From 1947 to 1949 he was an Official Observer in the Greek Civil War. From 1950 to 1952 Sir Frederic was the diplomatic correspondent for the Birmingham Post newspaper and then a director in various financial and industrial institutions in the United Kingdom and overseas, as well as an underwriter at Lloyd’s. At the 1945 general election, Sir Frederic was an unsuccessful candidate in the Burslem constituency, and again failed to be elected in 1950 when he stood in Ladywood. The following year he was finally successful as MP for Reading North though, when the constituencies of Reading South and Reading North were combined in 1955, he lost the seat to the left-wing Ian Mikardo. A few months later, however, Torquay’s MP Charles Williams died after more than 30 years as the town’s MP. Sir Frederic replaced him with a majority of over 10,000 votes. He represented Torquay until the constituency was abolished in the February 1974 general election and then as the MP for the new Torbay constituency, holding the seat until he retired at the 1987 general election.
Sir Frederic had a privileged life. His mother Marguerite’s maiden name was Kleinwort, as in the merchant bankers Kleinwort Sons (later Kleinwort Benson). This provided him with a core of lucrative directorships which supported a lifestyle that included a Rolls-Royce and four homes, one of them in the Cayman Islands. His South Devon residence was the 15th-century Kingswear Castle on the River Dart. From 1953–1955 Sir Frederic was Parliamentary Private Secretary to Reginald Maudling and he then held a range of governmental posts. He was a member of the Primrose League – an organisation for spreading Conservative principles – and of the Monday Club. He attended 14 of the yearly Bilderberg Group conferences and was a member of the group’s Steering Committee.
During the Cold War Sir Frederic became increasingly hostile to Communism and aligned himself with all of Moscow’s enemies, seemingly regardless these states’ human rights records or lack of commitment to democracy. He supported all Muslim states and defended Turkey’s 1974 invasion of Cyprus. After Mao criticised the Soviet leadership, he became pro-Chinese and supported Beijing’s 1979 invasion of Vietnam. His staunch anti-Communism led him to take up a leadership position in the European Freedom Campaign, an anti-Communist group established in 1988, which consisted mainly of representatives from countries behind the Iron Curtain.
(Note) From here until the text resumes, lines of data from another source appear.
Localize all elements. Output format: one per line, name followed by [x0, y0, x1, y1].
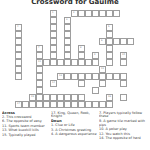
grid-cell[interactable]: [99, 101, 106, 108]
grid-cell[interactable]: [43, 101, 50, 108]
cell-number: 9: [94, 53, 95, 55]
cell-number: 10: [122, 53, 125, 55]
grid-cell[interactable]: 13: [57, 73, 64, 80]
grid-cell[interactable]: [50, 17, 57, 24]
grid-cell[interactable]: [85, 10, 92, 17]
grid-cell[interactable]: 5: [106, 24, 113, 31]
crossword-grid: 1234567891011121314151617: [15, 10, 134, 108]
grid-cell[interactable]: [113, 73, 120, 80]
grid-cell[interactable]: 9: [92, 52, 99, 59]
grid-cell[interactable]: [64, 38, 71, 45]
grid-cell[interactable]: [29, 101, 36, 108]
grid-cell[interactable]: [64, 73, 71, 80]
grid-cell[interactable]: [15, 45, 22, 52]
grid-cell[interactable]: [106, 73, 113, 80]
grid-cell[interactable]: [64, 59, 71, 66]
down-clues-column: 7. Players typically follow these9. A ga…: [99, 111, 149, 150]
grid-cell[interactable]: [57, 101, 64, 108]
grid-cell[interactable]: [92, 73, 99, 80]
grid-cell[interactable]: [78, 94, 85, 101]
grid-cell[interactable]: [85, 73, 92, 80]
clue-item: 15. Typically played: [2, 133, 49, 137]
grid-cell[interactable]: [57, 59, 64, 66]
grid-cell[interactable]: [78, 59, 85, 66]
grid-cell[interactable]: 3: [64, 17, 71, 24]
grid-cell[interactable]: [36, 52, 43, 59]
grid-cell[interactable]: [120, 73, 127, 80]
grid-cell[interactable]: [43, 59, 50, 66]
grid-cell[interactable]: [64, 52, 71, 59]
grid-cell[interactable]: [36, 73, 43, 80]
middle-clues-column: 17. King, Queen, Rook, KnightDown1. Clue…: [51, 111, 97, 150]
grid-cell[interactable]: [57, 94, 64, 101]
clue-item: 10. A poker play: [99, 127, 149, 131]
grid-cell[interactable]: 14: [50, 80, 57, 87]
grid-cell[interactable]: 12: [99, 66, 106, 73]
grid-cell[interactable]: [106, 52, 113, 59]
grid-cell[interactable]: 2: [71, 10, 78, 17]
cell-number: 13: [59, 74, 62, 76]
cell-number: 4: [17, 25, 18, 27]
grid-cell[interactable]: [50, 24, 57, 31]
grid-cell[interactable]: [71, 101, 78, 108]
clue-item: 4. A dangerous experience: [51, 132, 97, 136]
grid-cell[interactable]: 4: [15, 24, 22, 31]
clue-item: 1. Clue or Life: [51, 123, 97, 127]
grid-cell[interactable]: [36, 80, 43, 87]
grid-cell[interactable]: [50, 31, 57, 38]
grid-cell[interactable]: [106, 59, 113, 66]
grid-cell[interactable]: 17: [15, 101, 22, 108]
cell-number: 1: [52, 11, 53, 13]
grid-cell[interactable]: [113, 38, 120, 45]
grid-cell[interactable]: 15: [29, 94, 36, 101]
grid-cell[interactable]: [99, 80, 106, 87]
grid-cell[interactable]: [22, 101, 29, 108]
grid-cell[interactable]: [50, 45, 57, 52]
grid-cell[interactable]: [36, 66, 43, 73]
grid-cell[interactable]: [78, 73, 85, 80]
grid-cell[interactable]: [15, 59, 22, 66]
grid-cell[interactable]: 8: [78, 45, 85, 52]
grid-cell[interactable]: [64, 24, 71, 31]
cell-number: 5: [108, 25, 109, 27]
grid-cell[interactable]: [15, 38, 22, 45]
grid-cell[interactable]: [43, 94, 50, 101]
grid-cell[interactable]: [99, 10, 106, 17]
clue-item: 14. The opposite of hard: [99, 136, 149, 140]
down-clues: 7. Players typically follow these9. A ga…: [99, 111, 149, 140]
cell-number: 6: [101, 39, 102, 41]
cell-number: 7: [38, 46, 39, 48]
grid-cell[interactable]: [71, 59, 78, 66]
cell-number: 17: [17, 102, 20, 104]
across-clues-column: Across2. This crossword6. The opposite o…: [2, 111, 49, 150]
grid-cell[interactable]: [71, 94, 78, 101]
cell-number: 3: [66, 18, 67, 20]
grid-cell[interactable]: [120, 94, 127, 101]
grid-cell[interactable]: [92, 59, 99, 66]
grid-cell[interactable]: [50, 94, 57, 101]
clue-item: 7. Players typically follow these: [99, 111, 149, 118]
cell-number: 14: [52, 81, 55, 83]
grid-cell[interactable]: [85, 101, 92, 108]
grid-cell[interactable]: [78, 101, 85, 108]
cell-number: 16: [108, 95, 111, 97]
grid-cell[interactable]: [15, 66, 22, 73]
grid-cell[interactable]: [36, 101, 43, 108]
grid-cell[interactable]: [15, 73, 22, 80]
grid-cell[interactable]: 6: [99, 38, 106, 45]
grid-cell[interactable]: [50, 38, 57, 45]
grid-cell[interactable]: [85, 59, 92, 66]
grid-cell[interactable]: [64, 94, 71, 101]
cell-number: 12: [101, 67, 104, 69]
grid-cell[interactable]: [120, 38, 127, 45]
grid-cell[interactable]: 1: [50, 10, 57, 17]
crossword-page: Crossword for Gaulme 1234567891011121314…: [0, 0, 150, 150]
cell-number: 11: [38, 60, 41, 62]
grid-cell[interactable]: [106, 101, 113, 108]
cell-number: 2: [73, 11, 74, 13]
grid-cell[interactable]: [106, 31, 113, 38]
grid-cell[interactable]: [106, 38, 113, 45]
across-overflow-and-down-clues: 17. King, Queen, Rook, KnightDown1. Clue…: [51, 111, 97, 136]
grid-cell[interactable]: [120, 59, 127, 66]
grid-cell[interactable]: 7: [36, 45, 43, 52]
cell-number: 8: [80, 46, 81, 48]
grid-cell[interactable]: 10: [120, 52, 127, 59]
grid-cell[interactable]: [99, 73, 106, 80]
grid-cell[interactable]: [106, 45, 113, 52]
grid-cell[interactable]: [64, 31, 71, 38]
grid-cell[interactable]: [36, 94, 43, 101]
grid-cell[interactable]: [64, 45, 71, 52]
clue-item: 17. King, Queen, Rook, Knight: [51, 111, 97, 118]
grid-cell[interactable]: [92, 10, 99, 17]
grid-cell[interactable]: 16: [106, 94, 113, 101]
grid-cell[interactable]: [36, 87, 43, 94]
grid-cell[interactable]: [15, 31, 22, 38]
grid-cell[interactable]: 11: [36, 59, 43, 66]
grid-cell[interactable]: [78, 80, 85, 87]
grid-cell[interactable]: [71, 73, 78, 80]
grid-cell[interactable]: [113, 10, 120, 17]
grid-cell[interactable]: [64, 101, 71, 108]
puzzle-title: Crossword for Gaulme: [0, 0, 150, 6]
clue-item: 3. A Christmas greeting: [51, 128, 97, 132]
clue-item: 9. A game tile marked with pips: [99, 119, 149, 126]
grid-cell[interactable]: [127, 38, 134, 45]
grid-cell[interactable]: [106, 10, 113, 17]
grid-cell[interactable]: [78, 10, 85, 17]
grid-cell[interactable]: [50, 59, 57, 66]
grid-cell[interactable]: [92, 101, 99, 108]
grid-cell[interactable]: [92, 87, 99, 94]
grid-cell[interactable]: [78, 52, 85, 59]
across-clues: Across2. This crossword6. The opposite o…: [2, 111, 49, 137]
cell-number: 15: [31, 95, 34, 97]
grid-cell[interactable]: [15, 52, 22, 59]
grid-cell[interactable]: [50, 52, 57, 59]
grid-cell[interactable]: [120, 80, 127, 87]
grid-cell[interactable]: [50, 101, 57, 108]
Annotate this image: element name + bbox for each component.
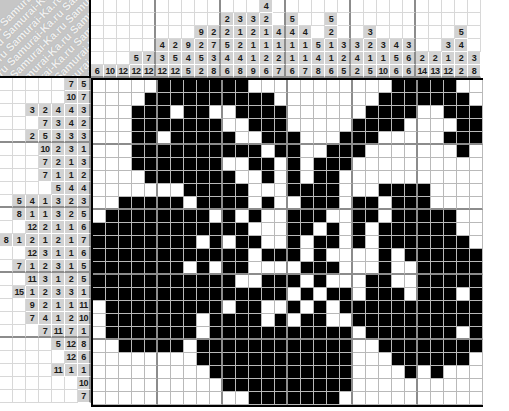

This fear of Socialism led Sir Frederic in 1976 to assist George Kennedy Young in creating the private army ‘Unison’. He saw organisations such as CND to be fronts funded with KGB money serving the aims of the Soviet Union. Condemning these pressure groups as “ideological fifth columns” weakening the resolve of the West and preparing for Communist take-overs, in 1979 he wrote the pamphlet ‘Reds under the Bed, or the Enemy at the Gate’.
In 1976 he voted for the 11th time against the renewal of sanctions against the Smith regime in Southern Rhodesia. He remarked that almost every African country which had achieved democracy had held a single election and had then relapsed into authoritarian rule. In 1982, he led resistance to William Whitelaw’s attempt to give women equality in bringing in spouses from the Commonwealth. His most lasting achievement, on the other hand, is probably the Channel Tunnel. As secretary of the first Commons committee backing the project, he repeatedly urged financial support for it as early as 1957.
Bizarrely, although Sir Frederic served for 36 years as a Conservative MP, for the general election in 1997 he announced that it was “time for a change” and that he would be voting for New Labour since they were “no longer Marxist socialists”.
After his retirement he had a home in St David’s, Bermuda, but his principal residence was his father’s estate in Wales. Sir Frederic died in 2002.